Ninguém é dono de ninguém, nem sequer do próprio corpo, componente do seu eu
indissociável de todas as outras. A autonomia, em matéria de cuidados de saúde,
nunca é absoluta e, ainda que deva imperar no sentido da autodeterminação, circunscreve-se
sempre num âmbito relacional, mediada pelo estabelecimento duma relação
interpessoal
Quanto
ao argumento do sofrimento, este também não resiste à análise crítica. Se é
certo que muitas doenças evoluem com dor e sofrimento, também é verdade que a
medicina encontrou meios terapêuticos poderosos para afastar esses companheiros
da doença. Não obstante, e ainda que possa ser argumentável que haverá sempre
uma réstia de sofrimento ao qual a atual ciência não consegue responder, este
deverá, no nosso entender, impelir a uma procura de resposta efetiva.
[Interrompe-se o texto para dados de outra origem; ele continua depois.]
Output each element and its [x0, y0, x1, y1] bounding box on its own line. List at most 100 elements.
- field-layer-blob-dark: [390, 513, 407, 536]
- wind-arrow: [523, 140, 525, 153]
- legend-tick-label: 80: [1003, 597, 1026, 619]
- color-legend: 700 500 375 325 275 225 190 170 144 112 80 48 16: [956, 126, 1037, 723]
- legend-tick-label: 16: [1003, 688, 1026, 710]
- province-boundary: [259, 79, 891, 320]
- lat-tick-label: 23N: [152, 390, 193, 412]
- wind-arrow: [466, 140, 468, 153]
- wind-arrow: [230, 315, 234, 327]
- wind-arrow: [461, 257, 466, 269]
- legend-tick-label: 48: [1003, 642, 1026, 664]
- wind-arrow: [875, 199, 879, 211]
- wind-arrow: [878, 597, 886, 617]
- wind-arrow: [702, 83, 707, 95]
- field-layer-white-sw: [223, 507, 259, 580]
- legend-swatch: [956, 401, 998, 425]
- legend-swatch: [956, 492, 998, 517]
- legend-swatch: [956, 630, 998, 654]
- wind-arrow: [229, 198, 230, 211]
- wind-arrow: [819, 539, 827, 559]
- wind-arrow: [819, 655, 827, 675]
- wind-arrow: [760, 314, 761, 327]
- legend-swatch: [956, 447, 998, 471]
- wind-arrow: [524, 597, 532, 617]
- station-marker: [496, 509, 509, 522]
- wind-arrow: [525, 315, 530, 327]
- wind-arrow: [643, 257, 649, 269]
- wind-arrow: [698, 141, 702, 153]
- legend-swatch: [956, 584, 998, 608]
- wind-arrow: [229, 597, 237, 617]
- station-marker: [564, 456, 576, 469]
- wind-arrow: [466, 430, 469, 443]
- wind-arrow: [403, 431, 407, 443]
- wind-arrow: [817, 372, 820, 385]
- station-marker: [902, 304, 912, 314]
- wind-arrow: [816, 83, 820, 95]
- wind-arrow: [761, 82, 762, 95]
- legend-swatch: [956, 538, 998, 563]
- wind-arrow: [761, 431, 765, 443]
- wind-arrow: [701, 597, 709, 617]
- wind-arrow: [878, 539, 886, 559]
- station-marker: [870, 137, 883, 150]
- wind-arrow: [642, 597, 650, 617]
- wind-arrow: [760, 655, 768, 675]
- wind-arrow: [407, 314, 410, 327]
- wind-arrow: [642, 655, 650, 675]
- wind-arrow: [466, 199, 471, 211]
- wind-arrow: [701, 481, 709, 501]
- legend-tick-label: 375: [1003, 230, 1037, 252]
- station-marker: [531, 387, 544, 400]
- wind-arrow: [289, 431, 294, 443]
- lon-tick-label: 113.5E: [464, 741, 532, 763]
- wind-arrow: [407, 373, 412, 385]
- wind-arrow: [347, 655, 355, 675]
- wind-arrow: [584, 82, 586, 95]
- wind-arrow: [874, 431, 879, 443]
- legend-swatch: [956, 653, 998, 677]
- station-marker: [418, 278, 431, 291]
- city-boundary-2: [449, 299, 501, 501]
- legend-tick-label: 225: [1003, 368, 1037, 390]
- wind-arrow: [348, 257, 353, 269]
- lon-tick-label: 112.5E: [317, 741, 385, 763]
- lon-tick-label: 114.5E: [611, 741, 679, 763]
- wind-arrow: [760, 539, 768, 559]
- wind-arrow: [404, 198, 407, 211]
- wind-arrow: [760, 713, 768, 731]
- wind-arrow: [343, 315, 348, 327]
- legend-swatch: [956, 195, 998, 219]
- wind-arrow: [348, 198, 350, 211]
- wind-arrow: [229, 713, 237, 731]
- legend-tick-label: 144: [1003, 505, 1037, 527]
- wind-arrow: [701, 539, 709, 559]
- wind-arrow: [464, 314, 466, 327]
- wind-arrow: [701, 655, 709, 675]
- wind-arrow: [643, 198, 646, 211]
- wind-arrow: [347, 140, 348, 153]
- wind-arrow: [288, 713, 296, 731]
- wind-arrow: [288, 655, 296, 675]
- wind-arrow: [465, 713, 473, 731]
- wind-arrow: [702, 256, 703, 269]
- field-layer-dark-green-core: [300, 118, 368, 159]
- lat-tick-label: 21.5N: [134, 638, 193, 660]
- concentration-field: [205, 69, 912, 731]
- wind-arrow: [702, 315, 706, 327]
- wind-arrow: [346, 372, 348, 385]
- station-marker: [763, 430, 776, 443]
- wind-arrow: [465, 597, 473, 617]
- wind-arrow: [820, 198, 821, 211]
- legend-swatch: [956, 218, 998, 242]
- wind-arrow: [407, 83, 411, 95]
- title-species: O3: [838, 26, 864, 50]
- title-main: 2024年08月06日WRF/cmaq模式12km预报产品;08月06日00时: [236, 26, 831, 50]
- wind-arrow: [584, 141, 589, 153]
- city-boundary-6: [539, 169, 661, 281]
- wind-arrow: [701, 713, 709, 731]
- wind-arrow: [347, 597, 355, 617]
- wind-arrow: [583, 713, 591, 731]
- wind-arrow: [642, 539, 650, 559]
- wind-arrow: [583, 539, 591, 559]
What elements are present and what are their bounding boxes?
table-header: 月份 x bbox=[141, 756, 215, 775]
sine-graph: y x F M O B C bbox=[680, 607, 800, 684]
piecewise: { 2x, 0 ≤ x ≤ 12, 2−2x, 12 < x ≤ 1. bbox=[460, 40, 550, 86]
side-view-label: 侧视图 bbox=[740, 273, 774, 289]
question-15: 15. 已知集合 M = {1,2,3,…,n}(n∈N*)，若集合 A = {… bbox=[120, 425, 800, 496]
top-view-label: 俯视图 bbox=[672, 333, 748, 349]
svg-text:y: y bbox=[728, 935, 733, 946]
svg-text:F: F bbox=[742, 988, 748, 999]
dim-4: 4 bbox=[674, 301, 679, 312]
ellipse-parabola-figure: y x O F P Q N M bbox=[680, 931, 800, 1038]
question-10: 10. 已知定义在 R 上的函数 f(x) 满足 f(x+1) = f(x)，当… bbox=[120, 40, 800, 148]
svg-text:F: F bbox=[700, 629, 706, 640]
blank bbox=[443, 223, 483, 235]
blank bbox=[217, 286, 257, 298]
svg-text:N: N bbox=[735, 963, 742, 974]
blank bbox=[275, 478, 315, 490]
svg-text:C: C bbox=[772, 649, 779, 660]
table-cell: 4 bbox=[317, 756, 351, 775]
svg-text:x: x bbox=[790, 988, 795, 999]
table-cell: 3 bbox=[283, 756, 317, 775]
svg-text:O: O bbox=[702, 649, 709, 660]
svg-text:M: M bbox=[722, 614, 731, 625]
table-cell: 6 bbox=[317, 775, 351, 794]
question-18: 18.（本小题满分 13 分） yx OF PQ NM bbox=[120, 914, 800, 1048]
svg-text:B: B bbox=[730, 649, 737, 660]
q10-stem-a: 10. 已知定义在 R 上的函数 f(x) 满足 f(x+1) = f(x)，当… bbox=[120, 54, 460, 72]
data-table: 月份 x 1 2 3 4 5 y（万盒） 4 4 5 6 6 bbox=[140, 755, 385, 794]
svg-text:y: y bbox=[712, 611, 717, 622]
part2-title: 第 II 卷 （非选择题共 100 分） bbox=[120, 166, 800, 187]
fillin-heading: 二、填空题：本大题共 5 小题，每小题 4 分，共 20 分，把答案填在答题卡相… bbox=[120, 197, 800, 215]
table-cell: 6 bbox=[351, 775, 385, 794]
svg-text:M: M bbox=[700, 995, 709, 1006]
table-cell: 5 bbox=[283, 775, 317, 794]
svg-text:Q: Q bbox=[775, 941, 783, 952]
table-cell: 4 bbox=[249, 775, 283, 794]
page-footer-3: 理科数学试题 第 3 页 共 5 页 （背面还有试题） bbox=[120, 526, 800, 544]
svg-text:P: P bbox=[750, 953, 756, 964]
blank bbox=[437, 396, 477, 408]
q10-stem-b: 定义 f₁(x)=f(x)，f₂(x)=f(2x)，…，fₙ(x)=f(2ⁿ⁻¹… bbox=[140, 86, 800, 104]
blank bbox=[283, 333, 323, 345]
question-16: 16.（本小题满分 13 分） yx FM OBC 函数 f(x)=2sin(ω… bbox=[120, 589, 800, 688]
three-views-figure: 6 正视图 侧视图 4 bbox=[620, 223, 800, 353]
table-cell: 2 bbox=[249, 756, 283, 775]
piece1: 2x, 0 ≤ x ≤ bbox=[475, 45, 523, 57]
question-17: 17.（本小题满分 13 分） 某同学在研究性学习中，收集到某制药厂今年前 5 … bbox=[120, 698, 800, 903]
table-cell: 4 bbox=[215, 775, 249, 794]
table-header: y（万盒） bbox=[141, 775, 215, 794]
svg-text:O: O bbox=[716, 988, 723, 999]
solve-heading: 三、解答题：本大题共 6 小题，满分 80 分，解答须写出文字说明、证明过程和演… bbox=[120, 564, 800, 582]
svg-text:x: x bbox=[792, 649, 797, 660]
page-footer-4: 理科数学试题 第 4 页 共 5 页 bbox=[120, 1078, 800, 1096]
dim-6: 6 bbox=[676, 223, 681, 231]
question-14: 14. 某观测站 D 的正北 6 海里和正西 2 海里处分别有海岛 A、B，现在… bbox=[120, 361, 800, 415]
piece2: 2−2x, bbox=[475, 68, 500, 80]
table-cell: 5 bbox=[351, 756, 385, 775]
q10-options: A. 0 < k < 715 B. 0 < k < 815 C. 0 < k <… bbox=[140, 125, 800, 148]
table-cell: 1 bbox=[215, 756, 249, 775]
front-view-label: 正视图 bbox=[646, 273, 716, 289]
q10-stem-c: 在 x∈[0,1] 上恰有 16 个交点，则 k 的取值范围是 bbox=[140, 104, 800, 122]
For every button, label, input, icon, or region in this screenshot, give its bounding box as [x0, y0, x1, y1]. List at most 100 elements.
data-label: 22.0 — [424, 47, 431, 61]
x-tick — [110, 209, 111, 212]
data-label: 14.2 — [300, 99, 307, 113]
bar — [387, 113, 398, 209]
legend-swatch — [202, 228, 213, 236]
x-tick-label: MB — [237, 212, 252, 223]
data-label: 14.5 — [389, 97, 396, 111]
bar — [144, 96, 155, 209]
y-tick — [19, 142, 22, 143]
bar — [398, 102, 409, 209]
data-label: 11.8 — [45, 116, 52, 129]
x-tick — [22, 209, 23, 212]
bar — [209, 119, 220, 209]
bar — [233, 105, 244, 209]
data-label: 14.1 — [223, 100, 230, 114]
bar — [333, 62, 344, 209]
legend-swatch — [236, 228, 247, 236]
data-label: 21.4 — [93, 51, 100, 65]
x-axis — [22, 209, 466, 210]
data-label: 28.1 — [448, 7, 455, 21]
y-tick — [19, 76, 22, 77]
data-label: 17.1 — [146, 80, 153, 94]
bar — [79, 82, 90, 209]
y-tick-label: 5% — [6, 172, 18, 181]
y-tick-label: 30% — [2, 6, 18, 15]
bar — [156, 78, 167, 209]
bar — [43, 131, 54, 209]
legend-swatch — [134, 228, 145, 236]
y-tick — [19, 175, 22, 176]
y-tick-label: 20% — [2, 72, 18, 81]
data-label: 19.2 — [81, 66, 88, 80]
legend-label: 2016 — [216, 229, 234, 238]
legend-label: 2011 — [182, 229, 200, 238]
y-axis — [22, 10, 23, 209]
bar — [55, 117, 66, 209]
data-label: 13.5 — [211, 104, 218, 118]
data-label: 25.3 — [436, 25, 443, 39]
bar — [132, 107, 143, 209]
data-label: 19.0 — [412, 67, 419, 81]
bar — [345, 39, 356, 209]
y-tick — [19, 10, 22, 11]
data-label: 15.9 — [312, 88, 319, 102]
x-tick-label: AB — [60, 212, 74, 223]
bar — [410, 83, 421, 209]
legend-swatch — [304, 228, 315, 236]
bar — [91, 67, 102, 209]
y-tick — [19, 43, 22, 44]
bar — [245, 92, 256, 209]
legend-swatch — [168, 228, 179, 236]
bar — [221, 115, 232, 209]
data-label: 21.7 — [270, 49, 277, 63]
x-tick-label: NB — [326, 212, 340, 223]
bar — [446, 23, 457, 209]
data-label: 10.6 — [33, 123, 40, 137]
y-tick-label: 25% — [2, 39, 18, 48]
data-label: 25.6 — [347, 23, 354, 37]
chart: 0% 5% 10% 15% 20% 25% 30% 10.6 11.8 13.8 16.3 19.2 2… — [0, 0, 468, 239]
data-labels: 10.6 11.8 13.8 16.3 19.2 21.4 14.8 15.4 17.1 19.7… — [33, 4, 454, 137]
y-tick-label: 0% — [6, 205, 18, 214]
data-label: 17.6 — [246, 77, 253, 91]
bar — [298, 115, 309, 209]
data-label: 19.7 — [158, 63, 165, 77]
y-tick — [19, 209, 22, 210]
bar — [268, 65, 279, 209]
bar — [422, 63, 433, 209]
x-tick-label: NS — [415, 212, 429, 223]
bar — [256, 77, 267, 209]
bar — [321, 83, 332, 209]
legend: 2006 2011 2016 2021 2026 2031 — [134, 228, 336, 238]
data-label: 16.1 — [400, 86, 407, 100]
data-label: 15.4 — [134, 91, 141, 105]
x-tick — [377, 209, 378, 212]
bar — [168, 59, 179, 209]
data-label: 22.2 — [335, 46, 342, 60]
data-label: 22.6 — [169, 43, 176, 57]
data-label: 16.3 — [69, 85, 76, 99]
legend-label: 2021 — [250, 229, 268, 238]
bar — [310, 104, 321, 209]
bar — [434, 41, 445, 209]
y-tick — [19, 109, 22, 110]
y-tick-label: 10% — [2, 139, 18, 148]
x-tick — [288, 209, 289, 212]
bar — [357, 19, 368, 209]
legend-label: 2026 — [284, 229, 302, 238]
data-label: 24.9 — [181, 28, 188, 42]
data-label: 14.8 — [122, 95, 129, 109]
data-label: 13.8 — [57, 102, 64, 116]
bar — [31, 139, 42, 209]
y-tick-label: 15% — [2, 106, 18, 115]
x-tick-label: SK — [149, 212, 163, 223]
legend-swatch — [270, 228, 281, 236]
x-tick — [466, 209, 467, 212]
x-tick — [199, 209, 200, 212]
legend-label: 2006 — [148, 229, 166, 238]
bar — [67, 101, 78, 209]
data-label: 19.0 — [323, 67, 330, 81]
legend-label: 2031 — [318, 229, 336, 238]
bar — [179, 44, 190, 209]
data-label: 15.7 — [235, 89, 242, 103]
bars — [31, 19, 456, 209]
Certo é
que a medicina actual dispõe de meios para tratar todas as situações dolorosas.
Se
a eutanásia e a ajuda ao suicídio fossem legalizadas, as consequências seriam
desastrosas. É claro que seria necessário mudar radicalmente todo o
enquadramento legal, acabando o preceito constitucional de que a vida humana é
inviolável. O princípio básico do respeito pela vida, não como valor mas como plataforma
sobre a qual assentam todos os valores e direitos, seria irremediavelmente
fracturado. O atual enquadramento legal e ético-deontológico das profissões da
área da saúde teria de ser completamente revisto já que, pelo menos os códigos
deontológicos médicos e de enfermagem advogam a vida e defendem o direito da
pessoa doente e, como tal, o dever destes profissionais em promover a dignidade
e qualidade de vida da pessoa que padece de doença incurável e/ou se encontra em
fase terminal de vida.
Não
podemos ignorar, ao discutir esta questão, a experiência entretanto acumulada
nos três países em que, há cerca de dez anos, se encontra legalizada a
eutanásia – Bélgica, Holanda e Luxemburgo. A primeira constatação é de que
apenas nestes três países tal aconteceu; a imensa maioria dos estados do mundo
não seguiu o seu exemplo, talvez por se ter verificado que nestes três países o
enquadramento legal e a prática evoluíram no sentido de um alargamento e
banalização da eutanásia. Acresce ainda que associações internacionais (e.g.,
Organização Mundial da Saúde, Conselho da Europa e Associação Europeia de
Cuidados Paliativos) sustentam a premissa de que não se deve acelerar nem
retardar a morte, estando aqui implícita a negação das práticas de eutanásia e
suicídio assistido e obstinação terapêutica, respectivamente. A eutanásia, que
inicialmente e à semelhança do que agora propõem os signatários do manifesto,
ficava sujeita a regras restritivas e limitada a casos excepcionais, foi-se
tornando cada vez mais abrangente e facilitada, a ponto de abranger pessoas em
coma, inconscientes, pessoas com demências, e até menores de idade. Na Holanda,
neste preciso momento, o Governo prepara-se para legislar de modo a permitir a
eutanásia a pessoas não doentes, sem sofrimento, que devido à sua idade
avançada entendam desejar ser mortas na incerteza de virem a adoecer ou de
ficarem diminuídas ou incapazes.
Acontece
ainda que as autoridades médicas rejeitam a eutanásia (os cinco bastonários da
Ordem dos Médicos ainda vivos pronunciaram-se neste sentido) por entenderem que
o dever do médico é respeitar a vida do doente, prestar-lhe todo o auxílio e
cuidado, garantindo a melhor qualidade de vida possível e uma morte digna,
serena, sem dor nem sofrimento. Isto é possível e constitui o objectivo a
alcançar.
Não,
a eutanásia não é a solução e a sua legalização teria consequências
catastróficas para nós, enquanto indivíduos e cidadãos.